As the heavy rains of late winter 1918 set in the young man found himself in a freshly built bunkhouse that smelled of new cut cedar, cookhouse coffee and wood smoke. He was no more than five miles from where he had been a year before deep in the rainforest of the Olympic Peninsula. He had been ordered to a field squadron of the Spruce Production Division of the U.S. Army due to his experience and skills as a lumberjack. Native Spruce, it turns out, was an almost perfect material for building biplanes-light, strong and resistant to wind stress and bullets. Our young hero managed to maneuver himself into a position where he was working much longer hours for much less pay under much poorer conditions doing precisely the same thing in exactly the same place. So much for glory.
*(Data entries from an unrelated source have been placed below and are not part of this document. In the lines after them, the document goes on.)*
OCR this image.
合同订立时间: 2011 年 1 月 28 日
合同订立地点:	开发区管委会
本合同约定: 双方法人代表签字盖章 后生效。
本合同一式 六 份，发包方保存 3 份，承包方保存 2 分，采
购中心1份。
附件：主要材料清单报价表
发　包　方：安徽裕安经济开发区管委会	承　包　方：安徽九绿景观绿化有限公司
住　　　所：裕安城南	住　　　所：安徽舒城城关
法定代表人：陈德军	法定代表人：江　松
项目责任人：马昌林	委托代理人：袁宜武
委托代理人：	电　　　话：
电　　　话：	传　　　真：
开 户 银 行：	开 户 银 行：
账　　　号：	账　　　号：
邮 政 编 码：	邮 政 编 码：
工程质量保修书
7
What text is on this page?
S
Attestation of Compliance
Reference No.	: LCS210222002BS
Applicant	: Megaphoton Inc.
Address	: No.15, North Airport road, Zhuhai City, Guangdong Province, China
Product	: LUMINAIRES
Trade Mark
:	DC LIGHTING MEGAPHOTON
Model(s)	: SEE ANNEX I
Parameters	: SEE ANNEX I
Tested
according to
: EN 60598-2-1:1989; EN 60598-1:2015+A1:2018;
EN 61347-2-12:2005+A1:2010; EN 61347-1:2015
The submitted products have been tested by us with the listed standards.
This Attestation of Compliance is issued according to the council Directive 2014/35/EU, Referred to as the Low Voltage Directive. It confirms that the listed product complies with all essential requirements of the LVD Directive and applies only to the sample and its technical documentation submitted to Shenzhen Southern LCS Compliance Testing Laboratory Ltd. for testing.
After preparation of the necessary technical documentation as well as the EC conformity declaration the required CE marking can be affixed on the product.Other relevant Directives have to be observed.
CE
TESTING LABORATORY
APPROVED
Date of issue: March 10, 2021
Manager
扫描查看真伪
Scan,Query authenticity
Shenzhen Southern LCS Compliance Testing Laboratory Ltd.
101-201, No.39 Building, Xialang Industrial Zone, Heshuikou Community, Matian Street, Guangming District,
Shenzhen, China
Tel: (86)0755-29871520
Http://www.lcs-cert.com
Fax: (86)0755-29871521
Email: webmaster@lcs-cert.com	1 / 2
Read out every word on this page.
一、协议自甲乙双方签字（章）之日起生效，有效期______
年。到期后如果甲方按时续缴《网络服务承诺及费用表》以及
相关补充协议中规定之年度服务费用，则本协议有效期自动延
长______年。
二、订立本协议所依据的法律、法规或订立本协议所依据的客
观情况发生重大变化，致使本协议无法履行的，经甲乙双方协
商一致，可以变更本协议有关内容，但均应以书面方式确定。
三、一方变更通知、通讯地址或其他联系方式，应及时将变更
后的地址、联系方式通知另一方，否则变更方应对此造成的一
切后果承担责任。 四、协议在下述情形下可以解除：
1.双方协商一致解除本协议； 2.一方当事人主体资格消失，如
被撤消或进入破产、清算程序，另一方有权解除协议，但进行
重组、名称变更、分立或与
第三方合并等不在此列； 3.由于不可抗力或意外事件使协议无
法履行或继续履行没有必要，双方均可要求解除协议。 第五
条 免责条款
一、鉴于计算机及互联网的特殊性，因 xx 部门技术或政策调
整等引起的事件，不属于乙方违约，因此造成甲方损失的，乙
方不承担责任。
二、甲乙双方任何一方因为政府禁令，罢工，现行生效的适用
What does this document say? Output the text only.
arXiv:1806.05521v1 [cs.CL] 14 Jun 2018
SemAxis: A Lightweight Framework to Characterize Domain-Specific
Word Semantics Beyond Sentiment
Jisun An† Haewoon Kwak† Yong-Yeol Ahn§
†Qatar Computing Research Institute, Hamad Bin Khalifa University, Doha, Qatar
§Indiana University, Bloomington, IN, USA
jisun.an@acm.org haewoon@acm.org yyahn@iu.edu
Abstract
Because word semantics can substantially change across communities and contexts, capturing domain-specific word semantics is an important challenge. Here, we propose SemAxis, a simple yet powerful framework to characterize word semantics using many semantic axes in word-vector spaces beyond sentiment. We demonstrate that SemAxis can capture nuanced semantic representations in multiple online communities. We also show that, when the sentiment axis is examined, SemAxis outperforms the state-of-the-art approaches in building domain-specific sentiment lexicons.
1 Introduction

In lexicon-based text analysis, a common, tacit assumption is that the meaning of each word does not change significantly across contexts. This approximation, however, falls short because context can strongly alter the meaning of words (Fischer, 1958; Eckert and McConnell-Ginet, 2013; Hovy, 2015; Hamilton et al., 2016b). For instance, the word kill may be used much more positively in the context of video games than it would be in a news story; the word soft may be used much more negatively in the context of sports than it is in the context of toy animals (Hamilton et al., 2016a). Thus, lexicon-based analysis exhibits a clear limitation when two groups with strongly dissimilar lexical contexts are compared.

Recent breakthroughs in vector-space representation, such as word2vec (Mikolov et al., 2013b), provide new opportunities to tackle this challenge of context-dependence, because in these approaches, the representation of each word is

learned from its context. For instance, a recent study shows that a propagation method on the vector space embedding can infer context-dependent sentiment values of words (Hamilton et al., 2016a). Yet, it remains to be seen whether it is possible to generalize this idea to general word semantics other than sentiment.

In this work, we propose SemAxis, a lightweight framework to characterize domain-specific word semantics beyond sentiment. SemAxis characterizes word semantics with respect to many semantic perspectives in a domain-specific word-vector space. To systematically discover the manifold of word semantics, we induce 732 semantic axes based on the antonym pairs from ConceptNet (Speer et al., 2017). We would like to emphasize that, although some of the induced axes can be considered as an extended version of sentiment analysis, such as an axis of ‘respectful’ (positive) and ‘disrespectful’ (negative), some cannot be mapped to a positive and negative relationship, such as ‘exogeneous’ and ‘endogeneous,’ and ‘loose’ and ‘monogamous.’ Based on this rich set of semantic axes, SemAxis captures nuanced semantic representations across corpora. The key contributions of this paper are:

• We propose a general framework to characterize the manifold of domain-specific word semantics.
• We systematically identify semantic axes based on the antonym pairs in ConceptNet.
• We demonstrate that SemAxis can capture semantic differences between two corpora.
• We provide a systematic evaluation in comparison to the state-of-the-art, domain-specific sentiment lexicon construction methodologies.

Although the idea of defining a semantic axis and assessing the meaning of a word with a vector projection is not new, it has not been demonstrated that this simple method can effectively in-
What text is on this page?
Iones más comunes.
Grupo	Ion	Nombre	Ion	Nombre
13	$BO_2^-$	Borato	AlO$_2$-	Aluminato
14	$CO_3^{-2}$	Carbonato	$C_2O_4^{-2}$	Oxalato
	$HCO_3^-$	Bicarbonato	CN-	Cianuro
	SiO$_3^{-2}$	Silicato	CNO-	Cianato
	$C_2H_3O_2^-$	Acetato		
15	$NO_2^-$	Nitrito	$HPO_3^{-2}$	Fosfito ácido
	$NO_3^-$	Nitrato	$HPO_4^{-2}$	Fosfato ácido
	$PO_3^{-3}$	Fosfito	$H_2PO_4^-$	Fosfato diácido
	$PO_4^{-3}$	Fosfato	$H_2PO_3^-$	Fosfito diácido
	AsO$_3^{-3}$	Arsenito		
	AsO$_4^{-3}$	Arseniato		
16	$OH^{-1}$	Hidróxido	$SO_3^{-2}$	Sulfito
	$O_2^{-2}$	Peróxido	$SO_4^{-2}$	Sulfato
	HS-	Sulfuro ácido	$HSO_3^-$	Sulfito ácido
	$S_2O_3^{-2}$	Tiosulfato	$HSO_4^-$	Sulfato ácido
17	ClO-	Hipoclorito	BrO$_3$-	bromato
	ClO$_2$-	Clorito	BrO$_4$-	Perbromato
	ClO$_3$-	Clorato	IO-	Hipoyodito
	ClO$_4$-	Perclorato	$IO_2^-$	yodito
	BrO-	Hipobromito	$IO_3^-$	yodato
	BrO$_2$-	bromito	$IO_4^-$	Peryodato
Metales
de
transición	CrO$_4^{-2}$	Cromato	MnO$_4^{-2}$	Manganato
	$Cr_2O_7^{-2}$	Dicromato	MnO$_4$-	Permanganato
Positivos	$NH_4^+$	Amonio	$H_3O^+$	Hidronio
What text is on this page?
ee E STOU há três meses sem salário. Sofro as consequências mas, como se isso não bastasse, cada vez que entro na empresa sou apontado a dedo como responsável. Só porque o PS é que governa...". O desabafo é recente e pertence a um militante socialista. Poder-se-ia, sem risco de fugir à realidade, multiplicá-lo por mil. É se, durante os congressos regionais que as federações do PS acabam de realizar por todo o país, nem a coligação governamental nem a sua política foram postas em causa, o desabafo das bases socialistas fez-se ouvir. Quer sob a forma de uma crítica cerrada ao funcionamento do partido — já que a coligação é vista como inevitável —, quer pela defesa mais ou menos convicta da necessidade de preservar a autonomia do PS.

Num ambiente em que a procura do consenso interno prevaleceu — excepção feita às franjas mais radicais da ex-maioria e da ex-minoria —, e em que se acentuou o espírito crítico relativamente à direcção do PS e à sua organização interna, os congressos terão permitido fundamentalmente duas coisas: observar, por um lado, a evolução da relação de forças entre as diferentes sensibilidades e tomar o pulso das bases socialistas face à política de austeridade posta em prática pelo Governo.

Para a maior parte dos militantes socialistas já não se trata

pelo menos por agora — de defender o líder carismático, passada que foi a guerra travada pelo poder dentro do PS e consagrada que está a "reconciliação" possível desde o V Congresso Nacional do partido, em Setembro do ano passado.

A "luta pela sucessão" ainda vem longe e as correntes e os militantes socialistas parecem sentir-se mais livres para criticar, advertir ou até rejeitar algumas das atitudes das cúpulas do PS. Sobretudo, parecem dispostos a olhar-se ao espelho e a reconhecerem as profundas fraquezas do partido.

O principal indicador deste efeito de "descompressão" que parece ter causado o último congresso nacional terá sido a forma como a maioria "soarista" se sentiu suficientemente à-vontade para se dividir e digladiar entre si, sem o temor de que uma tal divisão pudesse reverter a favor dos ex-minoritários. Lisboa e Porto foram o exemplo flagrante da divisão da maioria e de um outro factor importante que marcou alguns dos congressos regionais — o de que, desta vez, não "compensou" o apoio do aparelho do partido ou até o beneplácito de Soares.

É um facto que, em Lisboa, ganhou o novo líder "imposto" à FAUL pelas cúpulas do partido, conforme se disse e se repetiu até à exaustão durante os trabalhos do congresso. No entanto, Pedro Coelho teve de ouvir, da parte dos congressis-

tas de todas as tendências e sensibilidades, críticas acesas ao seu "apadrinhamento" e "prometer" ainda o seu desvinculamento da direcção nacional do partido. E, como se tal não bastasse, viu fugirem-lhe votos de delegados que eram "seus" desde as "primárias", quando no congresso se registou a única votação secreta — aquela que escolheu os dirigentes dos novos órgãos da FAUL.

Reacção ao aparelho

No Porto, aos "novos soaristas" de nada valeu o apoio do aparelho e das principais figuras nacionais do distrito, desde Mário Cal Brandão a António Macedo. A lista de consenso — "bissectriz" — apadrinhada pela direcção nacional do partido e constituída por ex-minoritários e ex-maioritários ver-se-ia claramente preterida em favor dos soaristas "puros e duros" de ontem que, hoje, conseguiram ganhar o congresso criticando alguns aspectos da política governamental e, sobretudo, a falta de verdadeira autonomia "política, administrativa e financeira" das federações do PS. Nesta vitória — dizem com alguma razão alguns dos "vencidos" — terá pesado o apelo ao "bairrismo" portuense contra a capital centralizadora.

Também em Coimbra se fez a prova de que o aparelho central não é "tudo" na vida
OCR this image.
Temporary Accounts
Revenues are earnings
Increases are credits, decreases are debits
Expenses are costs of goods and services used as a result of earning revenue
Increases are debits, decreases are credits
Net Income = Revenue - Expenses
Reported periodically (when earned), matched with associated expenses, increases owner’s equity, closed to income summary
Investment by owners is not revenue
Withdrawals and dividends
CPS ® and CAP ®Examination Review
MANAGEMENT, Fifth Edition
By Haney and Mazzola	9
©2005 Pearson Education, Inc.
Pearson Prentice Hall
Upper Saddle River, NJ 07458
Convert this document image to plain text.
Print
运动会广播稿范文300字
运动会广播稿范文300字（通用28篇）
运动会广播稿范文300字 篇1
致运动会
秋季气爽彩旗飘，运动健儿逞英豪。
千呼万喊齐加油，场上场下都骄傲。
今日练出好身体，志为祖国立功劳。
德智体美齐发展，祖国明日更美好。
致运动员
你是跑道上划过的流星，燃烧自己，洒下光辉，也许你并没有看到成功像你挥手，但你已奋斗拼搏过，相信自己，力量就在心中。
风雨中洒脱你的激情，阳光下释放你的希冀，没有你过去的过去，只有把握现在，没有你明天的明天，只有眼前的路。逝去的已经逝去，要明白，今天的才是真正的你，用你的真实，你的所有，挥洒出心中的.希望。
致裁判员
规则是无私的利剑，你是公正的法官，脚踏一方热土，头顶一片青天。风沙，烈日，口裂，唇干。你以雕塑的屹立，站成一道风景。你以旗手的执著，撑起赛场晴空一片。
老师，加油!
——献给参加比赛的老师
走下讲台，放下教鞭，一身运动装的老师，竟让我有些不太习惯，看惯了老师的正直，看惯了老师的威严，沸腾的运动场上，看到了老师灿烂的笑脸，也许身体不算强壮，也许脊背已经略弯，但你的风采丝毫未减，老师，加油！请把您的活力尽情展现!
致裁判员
But it’s not as if our young hero didn’t achieve any measure of glory. The wings of American airplanes cut from the rainforests of the Olympics did help win the First World War and the skies over Europe. The Spruce Squadrons that never left the ground did help anchor aircraft manufacturing in the Pacific Northwest and they helped pioneer environmental conservation efforts like selective harvest and clearcut replanting. The wings of glory flutter before they soar it seems.